Chinese President Xi Jinping holds an umbrella while walking in the rain.
Chinese President Xi Jinping walks in the rain near Tiananmen Square in Beijing on Oct. 1, 2013. Feng Li/Getty Images

China’s growing power is the single most influential driver of geopolitical change today. Notwithstanding Russia’s ongoing war in Ukraine, the United States has clearly identified China as its number one challenge. In June 2022, for the first time ever, NATO included China in its Strategic Concept, signaling a radical shift in the bloc’s security outlook.

China’s growing power is the single most influential driver of geopolitical change today. Notwithstanding Russia’s ongoing war in Ukraine, the United States has clearly identified China as its number one challenge. In June 2022, for the first time ever, NATO included China in its Strategic Concept, signaling a radical shift in the bloc’s security outlook.

But how mighty is China really?

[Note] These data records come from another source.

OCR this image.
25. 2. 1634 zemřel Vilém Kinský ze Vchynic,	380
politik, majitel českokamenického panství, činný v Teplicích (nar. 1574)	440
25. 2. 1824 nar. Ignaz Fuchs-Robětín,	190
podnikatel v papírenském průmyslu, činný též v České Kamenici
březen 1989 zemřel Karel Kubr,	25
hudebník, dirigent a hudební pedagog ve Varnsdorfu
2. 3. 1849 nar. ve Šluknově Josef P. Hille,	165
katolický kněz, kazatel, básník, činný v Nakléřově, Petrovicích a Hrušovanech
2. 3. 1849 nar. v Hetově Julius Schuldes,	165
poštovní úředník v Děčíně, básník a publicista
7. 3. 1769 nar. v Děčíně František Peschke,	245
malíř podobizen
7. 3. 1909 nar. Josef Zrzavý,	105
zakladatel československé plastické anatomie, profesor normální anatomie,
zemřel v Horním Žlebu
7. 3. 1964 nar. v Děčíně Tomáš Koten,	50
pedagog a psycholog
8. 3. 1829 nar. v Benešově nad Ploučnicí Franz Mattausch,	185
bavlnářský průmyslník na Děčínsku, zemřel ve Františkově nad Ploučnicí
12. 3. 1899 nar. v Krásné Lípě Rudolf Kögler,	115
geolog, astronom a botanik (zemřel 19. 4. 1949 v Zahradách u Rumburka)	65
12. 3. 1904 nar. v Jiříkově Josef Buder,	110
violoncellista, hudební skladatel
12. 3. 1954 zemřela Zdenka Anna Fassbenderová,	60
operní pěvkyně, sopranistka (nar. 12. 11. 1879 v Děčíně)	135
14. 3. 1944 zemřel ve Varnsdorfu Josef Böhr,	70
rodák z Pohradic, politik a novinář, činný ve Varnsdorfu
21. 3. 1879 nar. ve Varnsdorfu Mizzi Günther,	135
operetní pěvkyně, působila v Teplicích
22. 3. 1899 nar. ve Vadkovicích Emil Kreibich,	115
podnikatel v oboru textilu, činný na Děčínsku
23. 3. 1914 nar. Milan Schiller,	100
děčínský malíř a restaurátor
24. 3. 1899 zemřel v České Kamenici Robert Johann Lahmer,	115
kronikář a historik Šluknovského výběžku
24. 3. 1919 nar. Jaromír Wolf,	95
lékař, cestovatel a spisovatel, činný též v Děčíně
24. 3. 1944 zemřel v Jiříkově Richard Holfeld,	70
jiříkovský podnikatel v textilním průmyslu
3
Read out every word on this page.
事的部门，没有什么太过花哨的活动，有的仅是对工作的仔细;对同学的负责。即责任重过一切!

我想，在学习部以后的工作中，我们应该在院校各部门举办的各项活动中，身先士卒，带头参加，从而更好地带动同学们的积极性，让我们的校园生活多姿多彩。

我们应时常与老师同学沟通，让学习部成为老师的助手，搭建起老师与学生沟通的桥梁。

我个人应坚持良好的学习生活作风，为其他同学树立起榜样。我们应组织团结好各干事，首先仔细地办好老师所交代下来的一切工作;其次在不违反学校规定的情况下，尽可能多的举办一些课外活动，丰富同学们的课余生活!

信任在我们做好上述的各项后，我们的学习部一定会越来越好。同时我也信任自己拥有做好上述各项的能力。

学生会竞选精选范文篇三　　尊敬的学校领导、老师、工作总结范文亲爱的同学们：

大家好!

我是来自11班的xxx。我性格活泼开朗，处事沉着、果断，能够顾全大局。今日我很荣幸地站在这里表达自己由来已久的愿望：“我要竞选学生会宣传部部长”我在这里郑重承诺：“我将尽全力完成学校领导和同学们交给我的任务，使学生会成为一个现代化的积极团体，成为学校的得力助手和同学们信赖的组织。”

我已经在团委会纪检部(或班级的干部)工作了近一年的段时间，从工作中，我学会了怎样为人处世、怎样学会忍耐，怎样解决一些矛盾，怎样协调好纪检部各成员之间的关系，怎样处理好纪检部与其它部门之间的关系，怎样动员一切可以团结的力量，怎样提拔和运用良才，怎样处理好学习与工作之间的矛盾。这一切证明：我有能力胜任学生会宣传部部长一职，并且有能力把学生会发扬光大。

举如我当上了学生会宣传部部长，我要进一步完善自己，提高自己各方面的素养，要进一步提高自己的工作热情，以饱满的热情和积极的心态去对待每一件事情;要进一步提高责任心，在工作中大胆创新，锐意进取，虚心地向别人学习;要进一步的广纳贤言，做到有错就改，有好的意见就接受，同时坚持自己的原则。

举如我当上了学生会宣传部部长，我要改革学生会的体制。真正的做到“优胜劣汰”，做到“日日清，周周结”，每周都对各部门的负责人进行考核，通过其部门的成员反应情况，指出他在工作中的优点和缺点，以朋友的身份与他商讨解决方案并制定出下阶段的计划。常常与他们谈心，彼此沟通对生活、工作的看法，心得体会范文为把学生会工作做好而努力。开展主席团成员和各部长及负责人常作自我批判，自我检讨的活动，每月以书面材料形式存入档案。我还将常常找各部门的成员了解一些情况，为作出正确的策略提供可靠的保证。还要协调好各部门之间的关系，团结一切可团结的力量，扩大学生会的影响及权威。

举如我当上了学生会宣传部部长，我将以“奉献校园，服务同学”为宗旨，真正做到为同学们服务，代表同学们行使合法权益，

Measuring and comparing power between nations and across time is an imprecise exercise at best. Nonetheless, we can gain valuable information about China’s current power position if we compare it to the contemporary United States and Cold War-era Soviet Union—and consider three important concepts: polarity, hegemony, and the original definition of a superpower.

Such a comparison reveals that the United States is a pole, regional hegemon, and superpower. The Soviet Union was a pole and a superpower—but did not have regional hegemony. And although China is a pole in what is now a bipolar U.S.-China system, it is neither a regional hegemon nor a superpower. While these categorizations might read like abstract nuances in a scholarly debate, they actually have major, concrete implications for strategy and policy in the 21st century.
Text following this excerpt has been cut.